Cassette tapes were an improvement on the tapes that we had used before that: reel-to-reel. With reel-to-reel, you had to manually thread the tape through the heads of the player from the loaded tape reel and then hook it through the slot of a blank reel. When you finished with it, you then had to rewind it which was done by taking the tape from the originally empty reel onto the one it came from but you didn't have to go via the heads this time. At least, that's my memory of it because they were slowly disappearing as I was growing old enough to be dexterous enough to do it myself - I think I only did it a few times. With a cassette tape, you just slipped it in and away you went. However, you soon found out that they could snarl far worse and more easily than reel-to-reel tapes and couldn't be stopped as quickly so a greater part of the tape would be ruined. In the middle of a tape, this led to parts of songs, etc. just being thrown away by cutting out that section of tape with scissors and rejoining the pieces that were left. Of course, that was if you were lucky enough to be able to "splice" it back together well enough for the player heads to be able to cope with it and that took steady hands and as little "transparent tape" (that grey sticky tape that comes off again fairly easily) as possible and it couldn't stick out beyond the "boundaries" of the tape edges.
Reel tapes were also quite a lot bigger than cassette tapes so of course the player/recorder was as well.

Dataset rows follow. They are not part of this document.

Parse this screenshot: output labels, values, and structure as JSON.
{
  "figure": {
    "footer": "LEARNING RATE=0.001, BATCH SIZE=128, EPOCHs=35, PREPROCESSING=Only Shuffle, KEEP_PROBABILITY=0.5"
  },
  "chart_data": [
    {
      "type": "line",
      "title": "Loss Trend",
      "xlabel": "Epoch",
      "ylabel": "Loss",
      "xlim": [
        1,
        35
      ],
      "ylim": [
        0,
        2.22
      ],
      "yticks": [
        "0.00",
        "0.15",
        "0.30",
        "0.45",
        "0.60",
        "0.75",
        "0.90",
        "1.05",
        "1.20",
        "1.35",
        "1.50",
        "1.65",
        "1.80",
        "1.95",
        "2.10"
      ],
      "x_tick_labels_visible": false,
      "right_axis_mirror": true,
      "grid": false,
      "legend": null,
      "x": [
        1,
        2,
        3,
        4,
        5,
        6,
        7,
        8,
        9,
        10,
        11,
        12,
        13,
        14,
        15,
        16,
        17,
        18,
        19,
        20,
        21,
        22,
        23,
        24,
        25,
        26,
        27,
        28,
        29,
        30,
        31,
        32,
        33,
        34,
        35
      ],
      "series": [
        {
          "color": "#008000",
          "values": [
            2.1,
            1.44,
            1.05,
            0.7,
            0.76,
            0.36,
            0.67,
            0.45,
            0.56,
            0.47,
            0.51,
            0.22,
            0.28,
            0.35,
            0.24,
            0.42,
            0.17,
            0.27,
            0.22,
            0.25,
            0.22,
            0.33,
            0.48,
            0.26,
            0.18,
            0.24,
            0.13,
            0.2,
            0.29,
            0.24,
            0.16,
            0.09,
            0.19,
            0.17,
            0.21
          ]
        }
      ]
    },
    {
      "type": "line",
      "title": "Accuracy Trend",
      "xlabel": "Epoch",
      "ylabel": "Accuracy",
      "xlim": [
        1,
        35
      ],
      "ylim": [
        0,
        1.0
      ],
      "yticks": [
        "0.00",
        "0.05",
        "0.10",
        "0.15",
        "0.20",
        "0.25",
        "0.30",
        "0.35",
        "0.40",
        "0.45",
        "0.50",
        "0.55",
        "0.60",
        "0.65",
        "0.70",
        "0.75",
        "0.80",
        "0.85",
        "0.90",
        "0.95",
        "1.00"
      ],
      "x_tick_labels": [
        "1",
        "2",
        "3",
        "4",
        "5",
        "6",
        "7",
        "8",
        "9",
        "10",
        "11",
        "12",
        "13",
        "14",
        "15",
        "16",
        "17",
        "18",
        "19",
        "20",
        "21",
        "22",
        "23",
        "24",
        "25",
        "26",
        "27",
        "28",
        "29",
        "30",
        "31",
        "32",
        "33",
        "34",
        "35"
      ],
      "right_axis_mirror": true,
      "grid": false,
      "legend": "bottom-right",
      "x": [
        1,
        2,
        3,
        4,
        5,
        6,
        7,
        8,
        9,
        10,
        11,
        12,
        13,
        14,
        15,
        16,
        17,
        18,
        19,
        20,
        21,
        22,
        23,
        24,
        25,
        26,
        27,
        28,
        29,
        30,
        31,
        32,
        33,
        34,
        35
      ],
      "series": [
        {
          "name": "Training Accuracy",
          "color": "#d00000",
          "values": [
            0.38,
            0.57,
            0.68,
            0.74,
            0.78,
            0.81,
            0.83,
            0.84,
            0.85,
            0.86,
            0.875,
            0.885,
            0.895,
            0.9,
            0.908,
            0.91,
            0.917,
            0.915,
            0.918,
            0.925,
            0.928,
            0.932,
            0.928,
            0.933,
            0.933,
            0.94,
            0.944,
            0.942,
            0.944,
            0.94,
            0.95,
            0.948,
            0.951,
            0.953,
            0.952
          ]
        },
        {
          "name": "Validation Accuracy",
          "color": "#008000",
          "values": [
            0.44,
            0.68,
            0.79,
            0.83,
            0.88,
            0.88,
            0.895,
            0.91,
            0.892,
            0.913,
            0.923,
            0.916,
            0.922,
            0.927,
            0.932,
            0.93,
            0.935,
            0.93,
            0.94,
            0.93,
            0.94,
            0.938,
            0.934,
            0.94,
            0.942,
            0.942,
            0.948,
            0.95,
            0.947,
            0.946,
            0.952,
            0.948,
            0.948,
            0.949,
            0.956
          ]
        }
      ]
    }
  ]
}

Then CDs arrived on the market. These were similar to records in that care of them meant they were quite long lived and could be played again and again, but like cassette tapes were more portable and less susceptible to damage if you did take them with you. This is what really led to records and record players starting to become less and less seen.
Do you have anyone around you who is at least 50 or over who might have a record player? It could be worth asking if you can visit and have them show you the record player and some of their records. If they have one with a bad enough scratch on it, they can demonstrate the meaning of the phrase, "You sound like a broken record!" A badly scratched record means that the record player needle is likely to follow the scratch groove instead of the grooves on the record. If the scratch leads from an inner section of the record to an outer section, then the record player plays the same section of music or sound again and again… hence the saying.
Hope you do okay with your project.
EDIT:
By the way, I actually heard very recently that records are still being made and sold; just not as many and I don't know who you would ask.
idk and cd players and radios
tape decks. and then cd players.
Replaced by CD players in the mid 1980s
im too old
records- 8 track- cassette tapes- CD’s- ipod
they stopped using record players when my grandfather could still a boner.. they were replaced with tapes.
They still are used, but LPs stopped being sold regularly in stores in the early 90’s.
Cassettes were produced after LP’s, but they didn’t replace them, they weren’t phased out until CD’s came in (late 80’s).
Believe it or not there starting to use them again. If the record is not scratched it’s sounds better than a cd.
They faded out around 1975 and were replaced with 8-Tracks. 8 tracks lasted just a few years and were replaced with cassettes.